Walter et al. give a stronger condition: for any direction $v$, we should have
$$
\int_\Omega D(h) \, (v \cdot h) \, d\omega_h = n \cdot v
$$
The normalization condition follows from this in the special case $v = n$. The more general
condition ensures that the NDF is consistent with the microsurface being *manifold*, not just
a triangle soup. The microsurface’s boundaries must match those of the macrosurface.

(I’m not sure if it’s actually possible for an NDF to satisfy the normalization condition, but fail to satisfy the manifold condition for some other $v$. If you know a counterexample, please post it in the comments!)
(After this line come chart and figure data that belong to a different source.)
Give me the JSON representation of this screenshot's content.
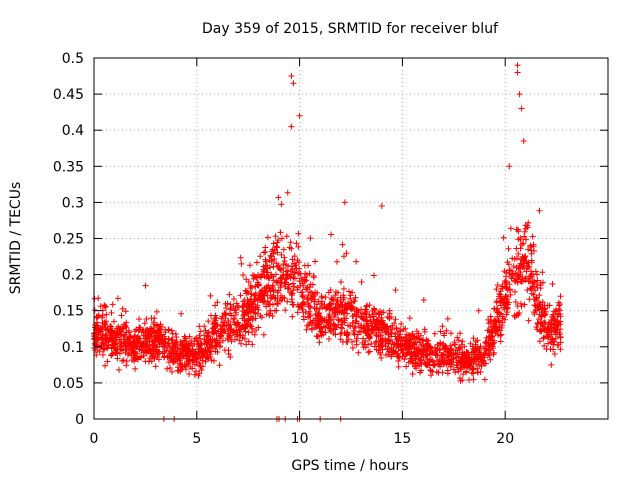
{
  "chart_data": {
    "type": "scatter",
    "title": "Day 359 of 2015, SRMTID for receiver bluf",
    "xlabel": "GPS time / hours",
    "ylabel": "SRMTID / TECUs",
    "xlim": [
      0,
      25
    ],
    "ylim": [
      0,
      0.5
    ],
    "x_ticks": [
      0,
      5,
      10,
      15,
      20
    ],
    "y_ticks": [
      0,
      0.05,
      0.1,
      0.15,
      0.2,
      0.25,
      0.3,
      0.35,
      0.4,
      0.45,
      0.5
    ],
    "grid": true,
    "marker": "+",
    "series": [
      {
        "name": "SRMTID",
        "color": "#ff0000",
        "profile_hours": [
          0,
          1,
          2,
          3,
          4,
          5,
          6,
          7,
          8,
          9,
          10,
          11,
          12,
          13,
          14,
          15,
          16,
          17,
          18,
          19,
          20,
          21,
          22,
          22.7
        ],
        "profile_median": [
          0.12,
          0.11,
          0.1,
          0.11,
          0.09,
          0.09,
          0.12,
          0.13,
          0.17,
          0.2,
          0.18,
          0.14,
          0.15,
          0.13,
          0.12,
          0.1,
          0.09,
          0.09,
          0.08,
          0.09,
          0.17,
          0.22,
          0.12,
          0.13
        ],
        "peaks": [
          {
            "x": 9.6,
            "y": 0.475
          },
          {
            "x": 9.7,
            "y": 0.465
          },
          {
            "x": 10.0,
            "y": 0.42
          },
          {
            "x": 9.6,
            "y": 0.405
          },
          {
            "x": 12.2,
            "y": 0.3
          },
          {
            "x": 14.0,
            "y": 0.295
          },
          {
            "x": 20.6,
            "y": 0.49
          },
          {
            "x": 20.6,
            "y": 0.48
          },
          {
            "x": 20.7,
            "y": 0.45
          },
          {
            "x": 20.8,
            "y": 0.43
          },
          {
            "x": 20.9,
            "y": 0.385
          },
          {
            "x": 20.2,
            "y": 0.35
          }
        ],
        "zeros_x": [
          3.4,
          3.9,
          8.9,
          9.0,
          9.3,
          9.9,
          10.0,
          11.0,
          12.0
        ]
      }
    ]
  }
}
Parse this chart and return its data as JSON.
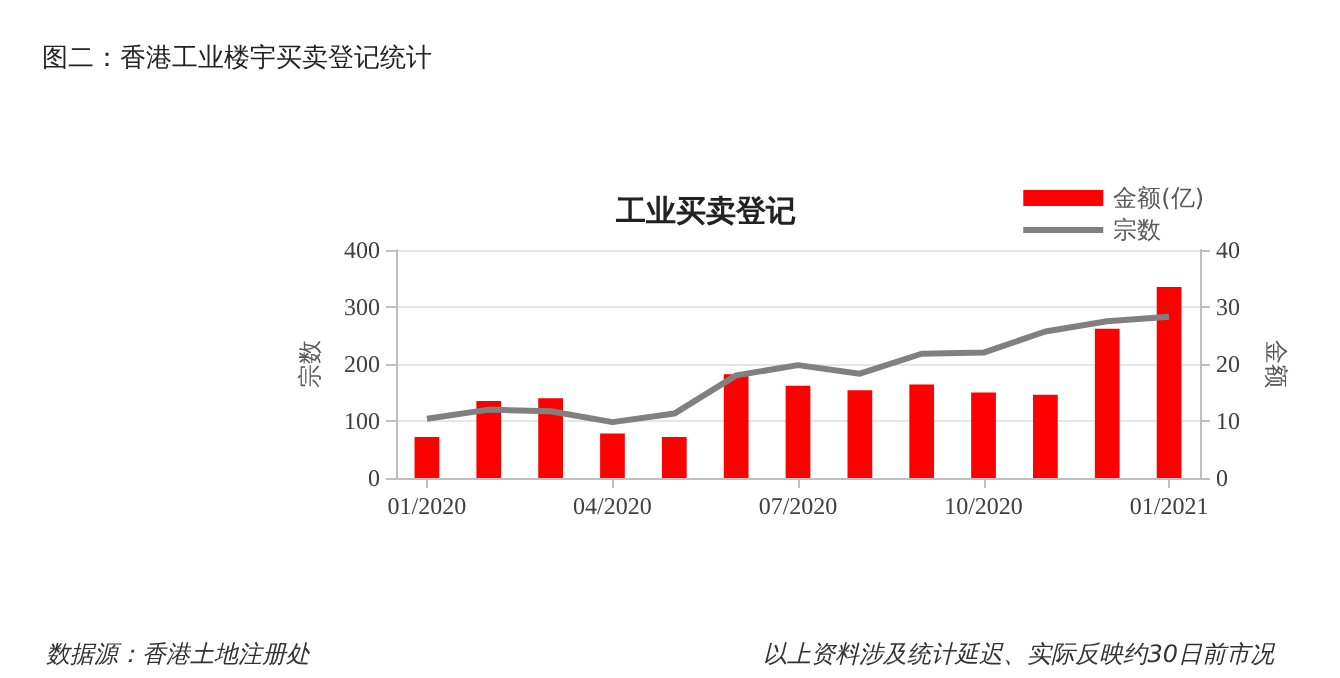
{
  "chart_data": {
    "type": "bar",
    "title": "图二：香港工业楼宇买卖登记统计",
    "subtitle": "工业买卖登记",
    "ylabel": "宗数",
    "y2label": "金额",
    "categories": [
      "01/2020",
      null,
      null,
      "04/2020",
      null,
      null,
      "07/2020",
      null,
      null,
      "10/2020",
      null,
      null,
      "01/2021"
    ],
    "series": [
      {
        "name": "金额(亿)",
        "axis": "y2",
        "color": "#ff0000",
        "values": [
          7.2,
          13.5,
          14.0,
          7.8,
          7.2,
          18.2,
          16.2,
          15.4,
          16.4,
          15.0,
          14.6,
          26.2,
          33.5
        ]
      },
      {
        "name": "宗数",
        "type": "line",
        "color": "#808080",
        "values": [
          104,
          120,
          117,
          98,
          113,
          180,
          198,
          183,
          218,
          220,
          257,
          275,
          283
        ]
      }
    ],
    "ylim": [
      0,
      400
    ],
    "yticks": [
      0,
      100,
      200,
      300,
      400
    ],
    "y2lim": [
      0,
      40
    ],
    "y2ticks": [
      0,
      10,
      20,
      30,
      40
    ],
    "grid": "y",
    "legend": "top right",
    "marker": "none",
    "annotations": [
      "数据源：香港土地注册处",
      "以上资料涉及统计延迟、实际反映约30日前市况"
    ]
  }
}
Incidentally, I’ve assumed here that microfacet normals are always in the normal hemisphere, which—together with the manifold condition—forces the microsurface to be a heightfield. This is convenient, but not essential. For a general 3D microsurface, just extend all integrals from the hemisphere to the whole sphere. Note that all the dot products are unclamped, and that many standard NDFs like the Blinn-Phong, Beckmann and GGX distributions are zero in the antinormal hemisphere.

The fact that an NDF isn’t just a probability density of microfacet normals over solid angle, and that it needs an $n \cdot h$ in its normalization, doesn’t seem to be very well-known. It certainly had me confused for some time, and even Real-Time Rendering unfortunately gets this a bit wrong.